Hundreds of thousands have been driven from their homes
Fighting in Darfur in the west of the country has been going on for more than a year, after the rebels accused the government of neglecting the area.
Hundreds of thousands of civilians have been displaced, with more than 100,000 fleeing across the border into Chad.
A UN envoy has described Darfur as the world's worst humanitarian situation.
Diplomats in the Chadian capital Ndjamena - where the talks are to take place - told AFP news agency that representatives of the sides had failed to arrive on Friday.
It was now thought the talks might begin on Monday or Tuesday next week.
Push for peace
The United Nations humanitarian co-ordinator for Sudan, Mukesh Kapila, said that government-backed Arab militias have been systematically raping and killing in Darfur.
The BBC's Abaker Saleh in the Chadian capital says President Idriss Deby is to chair discussions which will include international observers.
This will be the fourth round of meetings seeking to secure a ceasefire.

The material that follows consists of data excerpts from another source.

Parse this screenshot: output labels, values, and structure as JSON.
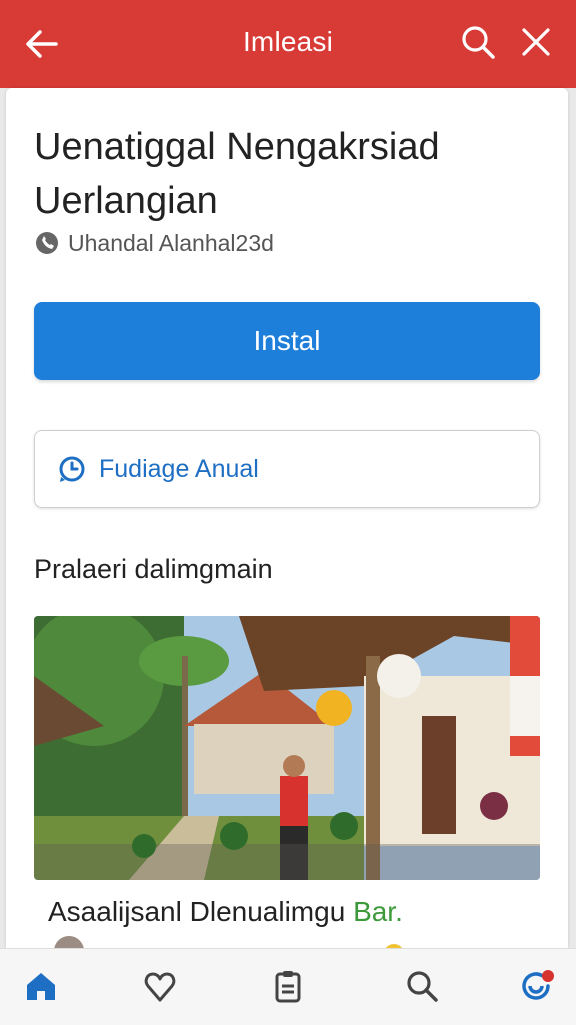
{
  "app_bar": {
    "title": "Imleasi",
    "color": "#d83a36",
    "icons": [
      "back-arrow-icon",
      "search-icon",
      "close-icon"
    ]
  },
  "listing": {
    "title": "Uenatiggal Nengakrsiad Uerlangian",
    "subtitle": "Uhandal Alanhal23d",
    "subtitle_icon": "location-icon",
    "install_label": "Instal",
    "install_color": "#1e7fdb",
    "secondary_label": "Fudiage Anual",
    "secondary_icon": "clock-icon"
  },
  "section": {
    "heading": "Pralaeri dalimgmain",
    "photo_icon": "village-photo",
    "caption_main": "Asaalijsanl Dlenualimgu",
    "caption_highlight": "Bar."
  },
  "bottom_nav": {
    "items": [
      "home-icon",
      "heart-icon",
      "clipboard-icon",
      "search-icon",
      "profile-icon"
    ],
    "active": "home-icon",
    "active_color": "#1e6fc4"
  }
}
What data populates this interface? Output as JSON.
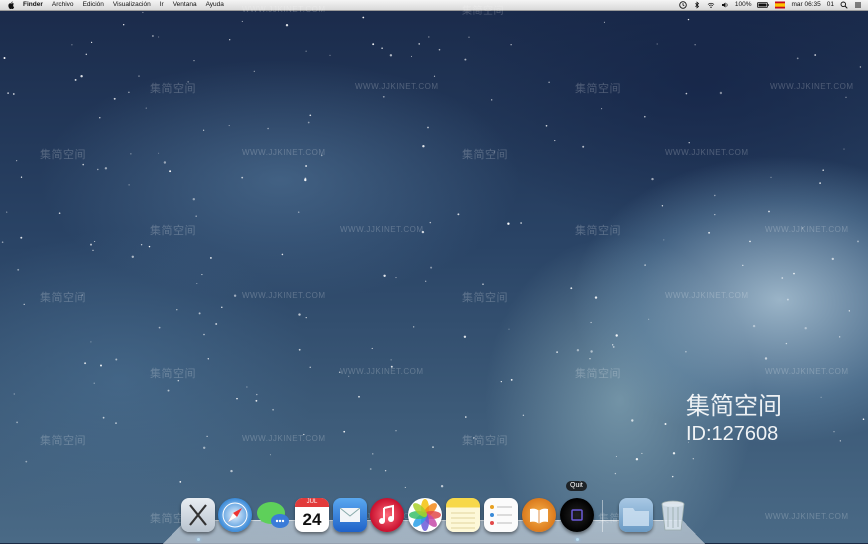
{
  "menubar": {
    "app_name": "Finder",
    "items": [
      "Archivo",
      "Edición",
      "Visualización",
      "Ir",
      "Ventana",
      "Ayuda"
    ],
    "battery": "100%",
    "clock": "mar 06:35",
    "user": "01"
  },
  "dock": {
    "tooltip": "Quit",
    "calendar_day": "24",
    "calendar_month": "JUL",
    "apps": [
      "x-icon",
      "safari-icon",
      "messages-icon",
      "calendar-icon",
      "mail-icon",
      "itunes-icon",
      "photos-icon",
      "notes-icon",
      "reminders-icon",
      "ibooks-icon",
      "quit-app-icon",
      "folder-icon",
      "trash-icon"
    ]
  },
  "watermark": {
    "brand": "集简空间",
    "site": "WWW.JJKINET.COM",
    "id": "ID:127608"
  },
  "colors": {
    "menubar": "#e8e8e8",
    "sky_dark": "#1a2a4a",
    "sky_light": "#4a6a86"
  }
}
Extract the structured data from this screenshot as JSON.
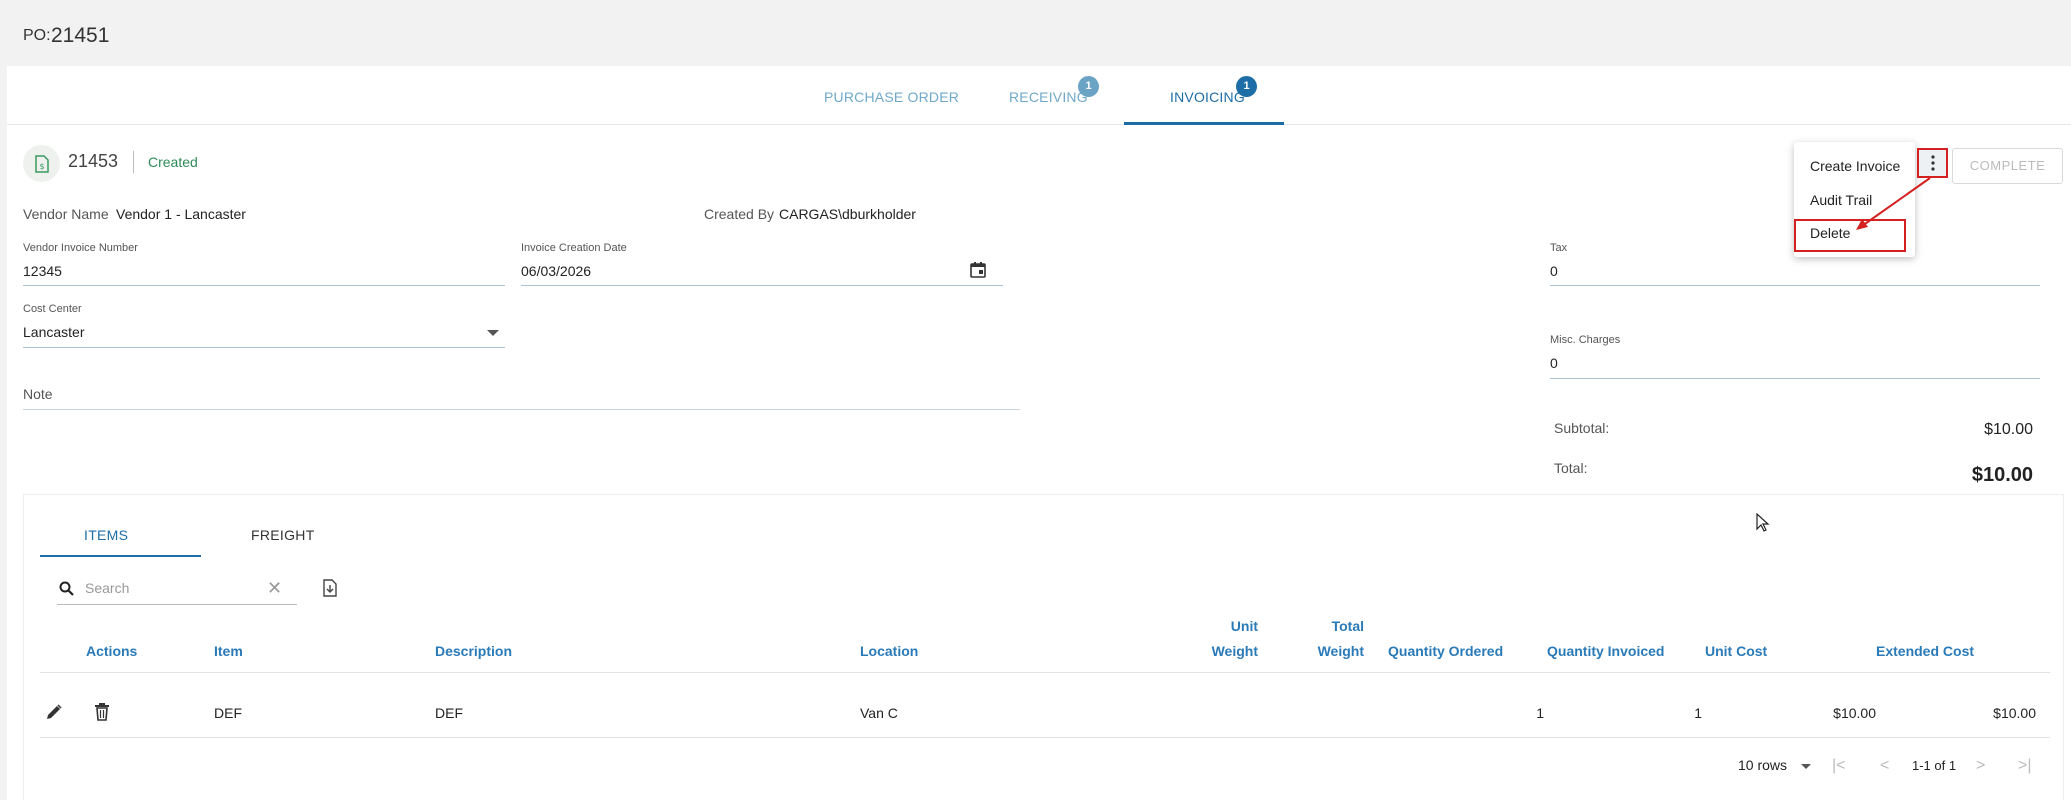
{
  "header": {
    "po_prefix": "PO:",
    "po_number": "21451"
  },
  "top_tabs": [
    {
      "label": "PURCHASE ORDER",
      "badge": ""
    },
    {
      "label": "RECEIVING",
      "badge": "1"
    },
    {
      "label": "INVOICING",
      "badge": "1",
      "active": true
    }
  ],
  "invoice": {
    "number": "21453",
    "status": "Created",
    "vendor_name_label": "Vendor Name",
    "vendor_name": "Vendor 1 - Lancaster",
    "created_by_label": "Created By",
    "created_by": "CARGAS\\dburkholder",
    "vendor_invoice_number_label": "Vendor Invoice Number",
    "vendor_invoice_number": "12345",
    "invoice_creation_date_label": "Invoice Creation Date",
    "invoice_creation_date": "06/03/2026",
    "cost_center_label": "Cost Center",
    "cost_center": "Lancaster",
    "note_placeholder": "Note",
    "tax_label": "Tax",
    "tax": "0",
    "misc_charges_label": "Misc. Charges",
    "misc_charges": "0",
    "subtotal_label": "Subtotal:",
    "subtotal": "$10.00",
    "total_label": "Total:",
    "total": "$10.00"
  },
  "menu": {
    "items": [
      "Create Invoice",
      "Audit Trail",
      "Delete"
    ],
    "complete_label": "COMPLETE"
  },
  "sub_tabs": [
    {
      "label": "ITEMS",
      "active": true
    },
    {
      "label": "FREIGHT"
    }
  ],
  "search": {
    "placeholder": "Search"
  },
  "table": {
    "headers": {
      "actions": "Actions",
      "item": "Item",
      "description": "Description",
      "location": "Location",
      "unit_weight_1": "Unit",
      "unit_weight_2": "Weight",
      "total_weight_1": "Total",
      "total_weight_2": "Weight",
      "quantity_ordered": "Quantity Ordered",
      "quantity_invoiced": "Quantity Invoiced",
      "unit_cost": "Unit Cost",
      "extended_cost": "Extended Cost"
    },
    "rows": [
      {
        "item": "DEF",
        "description": "DEF",
        "location": "Van C",
        "unit_weight": "",
        "total_weight": "",
        "quantity_ordered": "1",
        "quantity_invoiced": "1",
        "unit_cost": "$10.00",
        "extended_cost": "$10.00"
      }
    ]
  },
  "pagination": {
    "rows_label": "10 rows",
    "range": "1-1 of 1"
  },
  "colors": {
    "accent": "#1d6ea6",
    "status_green": "#2e8b57",
    "highlight_red": "#d42020"
  }
}
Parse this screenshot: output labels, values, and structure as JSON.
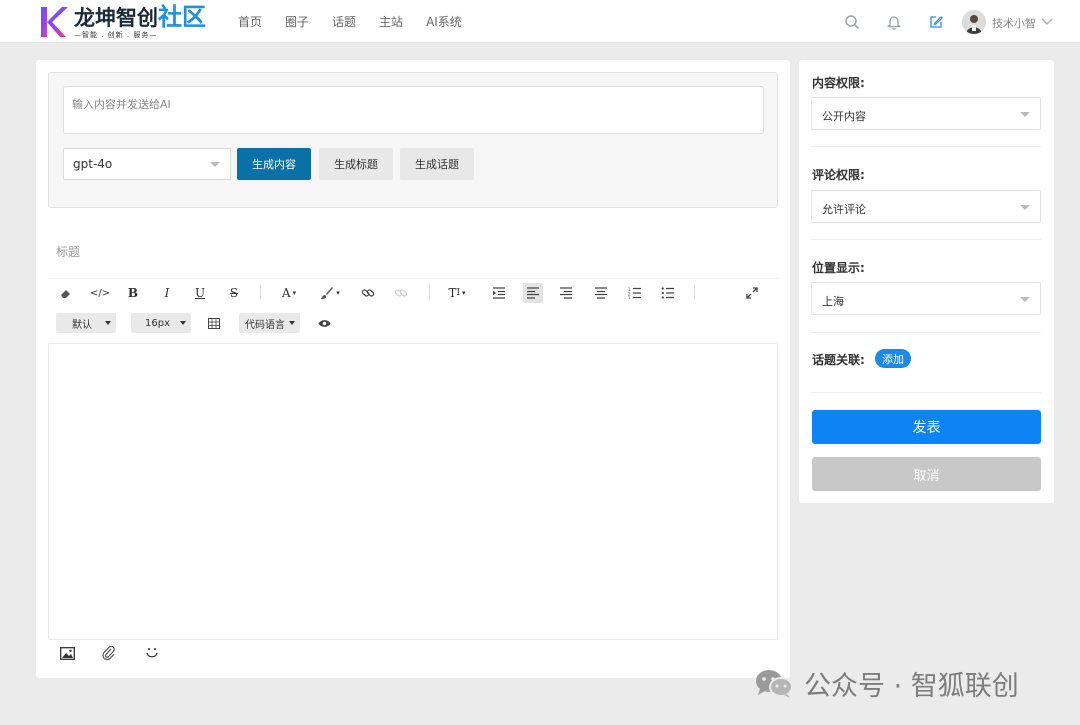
{
  "header": {
    "logo_main": "龙坤智创",
    "logo_accent": "社区",
    "logo_sub": "—智能 . 创新 . 服务—",
    "nav": [
      "首页",
      "圈子",
      "话题",
      "主站",
      "AI系统"
    ],
    "username": "技术小智"
  },
  "ai": {
    "prompt_placeholder": "输入内容并发送给AI",
    "model": "gpt-4o",
    "generate_content": "生成内容",
    "generate_title": "生成标题",
    "generate_topic": "生成话题"
  },
  "editor": {
    "title_placeholder": "标题",
    "font_family": "默认",
    "font_size": "16px",
    "code_language": "代码语言"
  },
  "sidebar": {
    "content_permission_label": "内容权限:",
    "content_permission_value": "公开内容",
    "comment_permission_label": "评论权限:",
    "comment_permission_value": "允许评论",
    "location_label": "位置显示:",
    "location_value": "上海",
    "topic_label": "话题关联:",
    "topic_add": "添加",
    "publish": "发表",
    "cancel": "取消"
  },
  "watermark": "公众号 · 智狐联创",
  "colors": {
    "primary_button": "#0a71a8",
    "publish_button": "#0d84f5",
    "cancel_button": "#c8c8c8",
    "tag": "#1a89ea",
    "logo_accent": "#1d8ee6"
  }
}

The Sudan Liberation Movement (SLM) and the Justice and Equality Movement (Jem) rebels say the government has been oppressing blacks in favour of Arabs.
The fighting in the west of Sudan has intensified as government peace talks to resolve the 20-year war with southern rebels are nearing an end.
But the UN is concerned that this conflict could undermine the separate peace talks taking place in Kenya with the southern rebels.